Anyone can decide to put a written plan in place to help structure a career path. Motivational seminars, self-help books, and the career services department of colleges and universities will recommend you create a professional development plan to help crystallize a specific success trajectory. These sources suggest a typical development method and format for such a plan, but any systematic process that serves to focus you and keep you on track can work.
A professional development plan that is designed by an individual will typically have three components. These three components are derived from an evaluative process that can also be broken down into three steps. First, you analyze your strengths and weaknesses and consider your needs and interests. Next, you obtain outside input on the possible directions you can take your career. Finally, you identify short and long term goals and objectives that are reflective of where you want to see yourself professionally in the future.
This process enables you to write a formal professional development plan. The plan lists the goals and objectives you have identified, action steps needed to achieve those ends, and a target date for each step. Setting a specific time frame for the completion of each step is perhaps the most important part of the planning process. Ultimately, the plan is a tool to enhance your ability to achieve a particular goal in a set amount of time.
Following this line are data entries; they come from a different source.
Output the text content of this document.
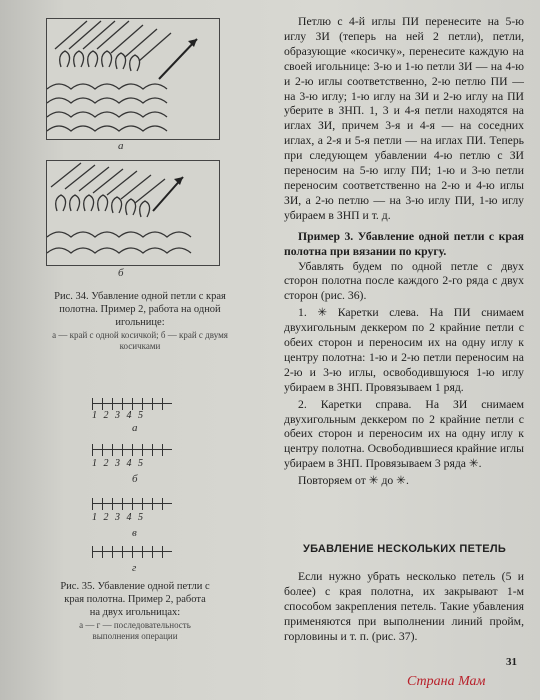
а
б
Рис. 34. Убавление одной петли с края полотна. Пример 2, работа на одной игольнице:
а — край с одной косичкой; б — край с двумя косичками
1 2 3 4 5
а
1 2 3 4 5
б
1 2 3 4 5
в
г
Рис. 35. Убавление одной петли с края полотна. Пример 2, работа на двух игольницах:
а — г — последовательность выполнения операции

Петлю с 4-й иглы ПИ перенесите на 5-ю иглу ЗИ (теперь на ней 2 петли), петли, образующие «косичку», перенесите каждую на своей игольнице: 3-ю и 1-ю петли ЗИ — на 4-ю и 2-ю иглы соответственно, 2-ю петлю ПИ — на 3-ю иглу; 1-ю иглу на ЗИ и 2-ю иглу на ПИ уберите в ЗНП. 1, 3 и 4-я петли находятся на иглах ЗИ, причем 3-я и 4-я — на соседних иглах, а 2-я и 5-я петли — на иглах ПИ. Теперь при следующем убавлении 4-ю петлю с ЗИ переносим на 5-ю иглу ПИ; 1-ю и 3-ю петли переносим соответственно на 2-ю и 4-ю иглы ЗИ, а 2-ю петлю — на 3-ю иглу ПИ, 1-ю иглу убираем в ЗНП и т. д.

Пример 3. Убавление одной петли с края полотна при вязании по кругу.

Убавлять будем по одной петле с двух сторон полотна после каждого 2-го ряда с двух сторон (рис. 36).

1. ✳ Каретки слева. На ПИ снимаем двухигольным деккером по 2 крайние петли с обеих сторон и переносим их на одну иглу к центру полотна: 1-ю и 2-ю петли переносим на 2-ю и 3-ю иглы, освободившуюся 1-ю иглу убираем в ЗНП. Провязываем 1 ряд.

2. Каретки справа. На ЗИ снимаем двухигольным деккером по 2 крайние петли с обеих сторон и переносим их на одну иглу к центру полотна. Освободившиеся крайние иглы убираем в ЗНП. Провязываем 3 ряда ✳.

Повторяем от ✳ до ✳.

УБАВЛЕНИЕ НЕСКОЛЬКИХ ПЕТЕЛЬ

Если нужно убрать несколько петель (5 и более) с края полотна, их закрывают 1-м способом закрепления петель. Такие убавления применяются при выполнении линий пройм, горловины и т. п. (рис. 37).

31
Страна Мам
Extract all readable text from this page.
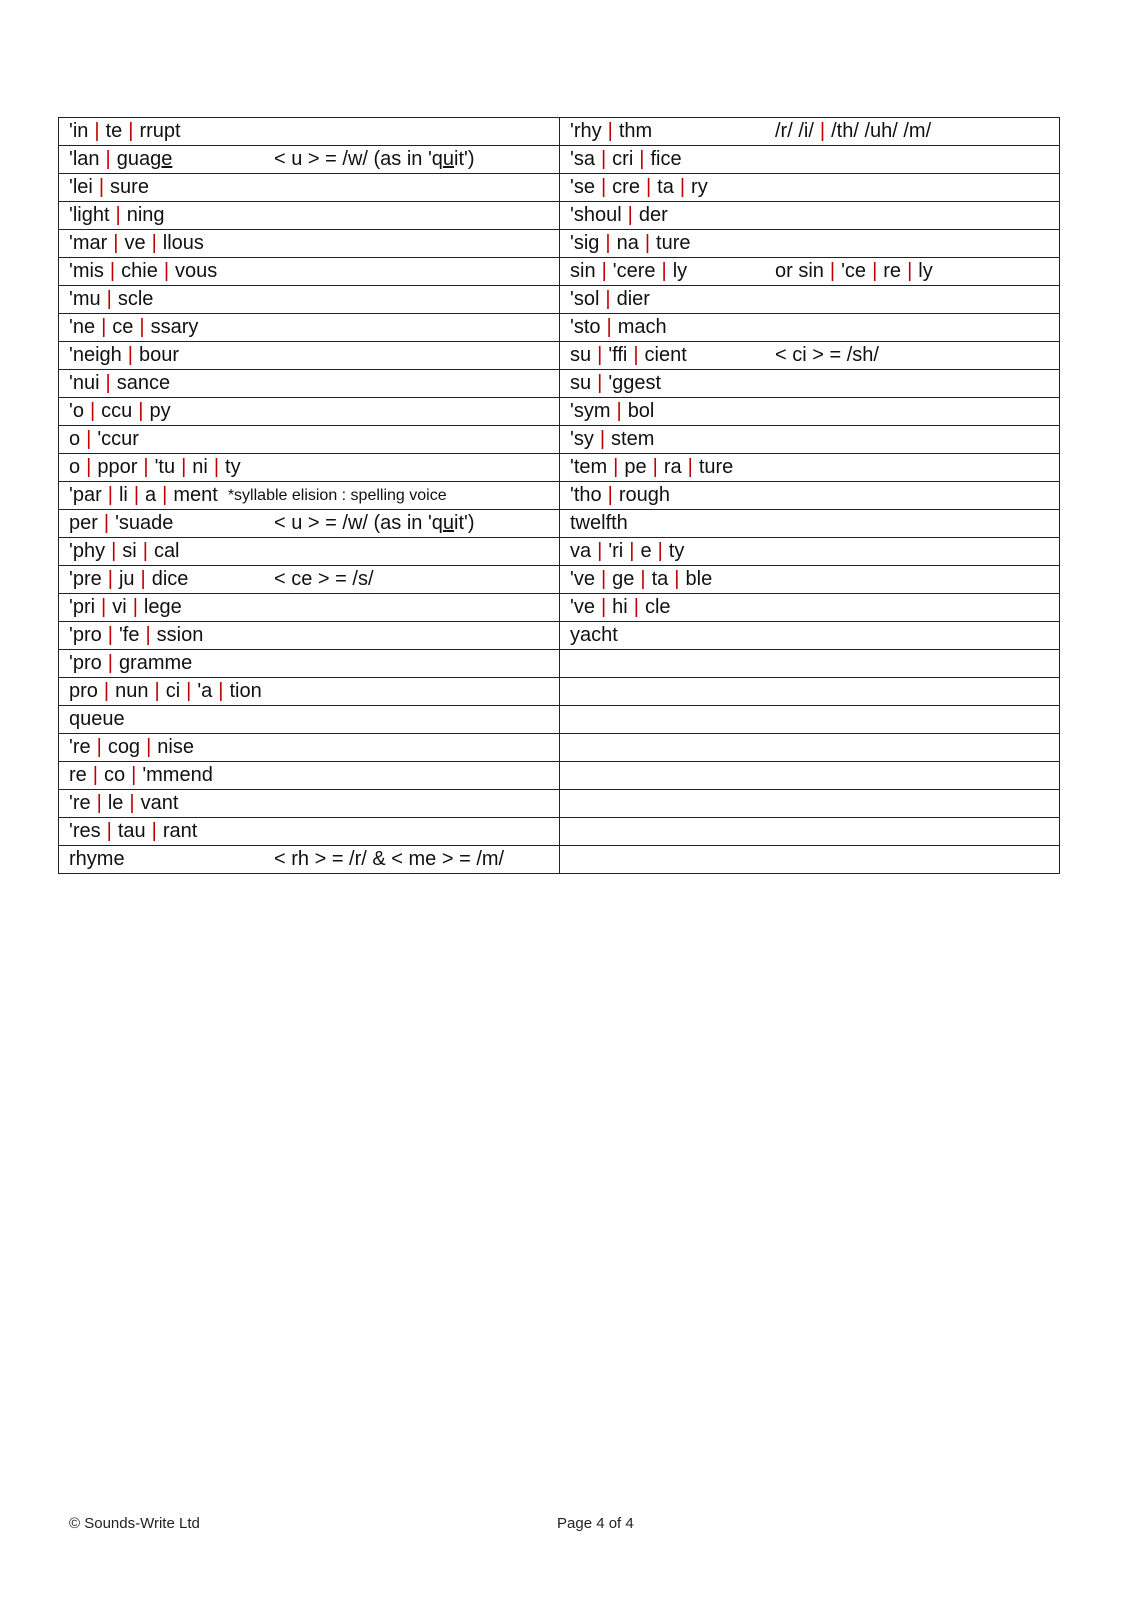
'in | te | rrupt	'rhy | thm /r/ /i/ | /th/ /uh/ /m/

'lan | guage < u > = /w/ (as in 'quit')	'sa | cri | fice

'lei | sure	'se | cre | ta | ry

'light | ning	'shoul | der

'mar | ve | llous	'sig | na | ture

'mis | chie | vous	sin | 'cere | ly or sin | 'ce | re | ly

'mu | scle	'sol | dier

'ne | ce | ssary	'sto | mach

'neigh | bour	su | 'ffi | cient < ci > = /sh/

'nui | sance	su | 'ggest

'o | ccu | py	'sym | bol

o | 'ccur	'sy | stem

o | ppor | 'tu | ni | ty	'tem | pe | ra | ture

'par | li | a | ment *syllable elision : spelling voice	'tho | rough

per | 'suade < u > = /w/ (as in 'quit')	twelfth

'phy | si | cal	va | 'ri | e | ty

'pre | ju | dice < ce > = /s/	've | ge | ta | ble

'pri | vi | lege	've | hi | cle

'pro | 'fe | ssion	yacht

'pro | gramme	

pro | nun | ci | 'a | tion	

queue	

're | cog | nise	

re | co | 'mmend	

're | le | vant	

'res | tau | rant	

rhyme < rh > = /r/ & < me > = /m/	

© Sounds-Write Ltd	Page 4 of 4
An externally imposed professional development plan is a human resources tool. In a corporate context, the plan development process will often start with a request to the employee to complete a self-assessment of his skills and value to the company. His superiors will meanwhile complete a separate assessment of his skills and value along with an assessment of the company's needs. The employee and a company representative will then sit down and identify goals, objectives, and target opportunities to achieve those ends. The whole process is committed to writing and used during employee evaluations to determine if he is making adequate progress in increasing his value to the company.